With some artists its when you find your way in. Christgau had been saying for years that Alex Chilton was putting out sides that were worth picking up, but I couldn't find "Like Flies on Sherbet" or "Feudalist Tarts"-- and I didn't know about Big Star. What I ended up with was "High Priest"-- the one where Chilton covers "Volare". Hard to say if it is his quirkiest side-- Bruce Eaton makes the argument that Chilton was misunderstood, and not really quirky. Excentric maybe. Bruce would know. Chilton is an interesting figure in American pop-- the Box Tops material is almost certainly his best known stuff, but his influence-- particularly with Big Star-- is remarkably pervasive.

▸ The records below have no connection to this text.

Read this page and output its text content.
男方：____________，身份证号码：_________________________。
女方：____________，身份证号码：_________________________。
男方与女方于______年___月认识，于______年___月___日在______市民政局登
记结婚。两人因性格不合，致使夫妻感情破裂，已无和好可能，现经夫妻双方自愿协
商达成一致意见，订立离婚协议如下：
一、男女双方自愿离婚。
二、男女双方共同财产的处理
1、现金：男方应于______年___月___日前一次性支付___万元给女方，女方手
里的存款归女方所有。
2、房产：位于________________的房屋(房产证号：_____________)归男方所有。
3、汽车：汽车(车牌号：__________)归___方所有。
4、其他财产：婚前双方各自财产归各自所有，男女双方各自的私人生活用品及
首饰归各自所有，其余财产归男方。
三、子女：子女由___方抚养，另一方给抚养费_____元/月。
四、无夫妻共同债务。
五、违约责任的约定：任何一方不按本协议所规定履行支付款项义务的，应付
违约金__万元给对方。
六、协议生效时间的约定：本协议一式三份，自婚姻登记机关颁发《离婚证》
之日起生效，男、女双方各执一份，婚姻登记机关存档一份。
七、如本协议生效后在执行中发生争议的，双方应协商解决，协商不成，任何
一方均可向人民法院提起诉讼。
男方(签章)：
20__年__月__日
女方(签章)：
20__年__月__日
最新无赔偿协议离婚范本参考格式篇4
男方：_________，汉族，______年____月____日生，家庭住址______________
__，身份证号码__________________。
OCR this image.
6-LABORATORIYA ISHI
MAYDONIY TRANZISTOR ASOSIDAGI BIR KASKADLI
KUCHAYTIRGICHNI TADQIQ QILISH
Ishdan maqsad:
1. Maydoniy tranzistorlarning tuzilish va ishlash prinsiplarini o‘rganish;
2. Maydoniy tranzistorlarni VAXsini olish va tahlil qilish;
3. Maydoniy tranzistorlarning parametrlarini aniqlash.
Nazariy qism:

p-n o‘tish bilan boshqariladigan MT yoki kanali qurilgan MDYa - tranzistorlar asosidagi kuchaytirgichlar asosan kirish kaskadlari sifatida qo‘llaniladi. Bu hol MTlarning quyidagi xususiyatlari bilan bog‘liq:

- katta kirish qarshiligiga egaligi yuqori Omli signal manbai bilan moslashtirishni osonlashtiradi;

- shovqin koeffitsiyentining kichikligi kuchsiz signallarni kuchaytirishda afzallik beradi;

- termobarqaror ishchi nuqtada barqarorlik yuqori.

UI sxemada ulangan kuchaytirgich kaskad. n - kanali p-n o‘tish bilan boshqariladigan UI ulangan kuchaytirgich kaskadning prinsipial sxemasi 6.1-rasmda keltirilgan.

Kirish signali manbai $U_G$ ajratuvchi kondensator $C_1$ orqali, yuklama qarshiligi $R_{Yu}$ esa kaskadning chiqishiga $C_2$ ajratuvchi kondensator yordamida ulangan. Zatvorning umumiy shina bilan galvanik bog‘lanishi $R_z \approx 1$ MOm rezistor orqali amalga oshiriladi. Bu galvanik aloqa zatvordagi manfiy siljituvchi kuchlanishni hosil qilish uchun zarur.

In an odd way Chilton really was a pure artist working in a genre where pure artists are not really acknowledged-- it's called pop, after all, because the goal is to be popular. You have really made it as a pop star when they use your music in car commercials, and even though Chilton wrote a song that became the theme to a sitcom he doesn't seem to have been interested in working towards that goal. As I scanned the obits and the tributes I was struck by how some media outlets understood his significance and others didn't really get it.

| Comments:
Mojo did a profile of Big Star a couple of months ago, and now I guess I know why. I have "Feudalist Tarts", but it's not much of a record, an EP of Chilton doing blues covers and a couple of is own numbers, but "No. 1 Record" is really good.
 
So's Radio City. I wish I had found it earlier.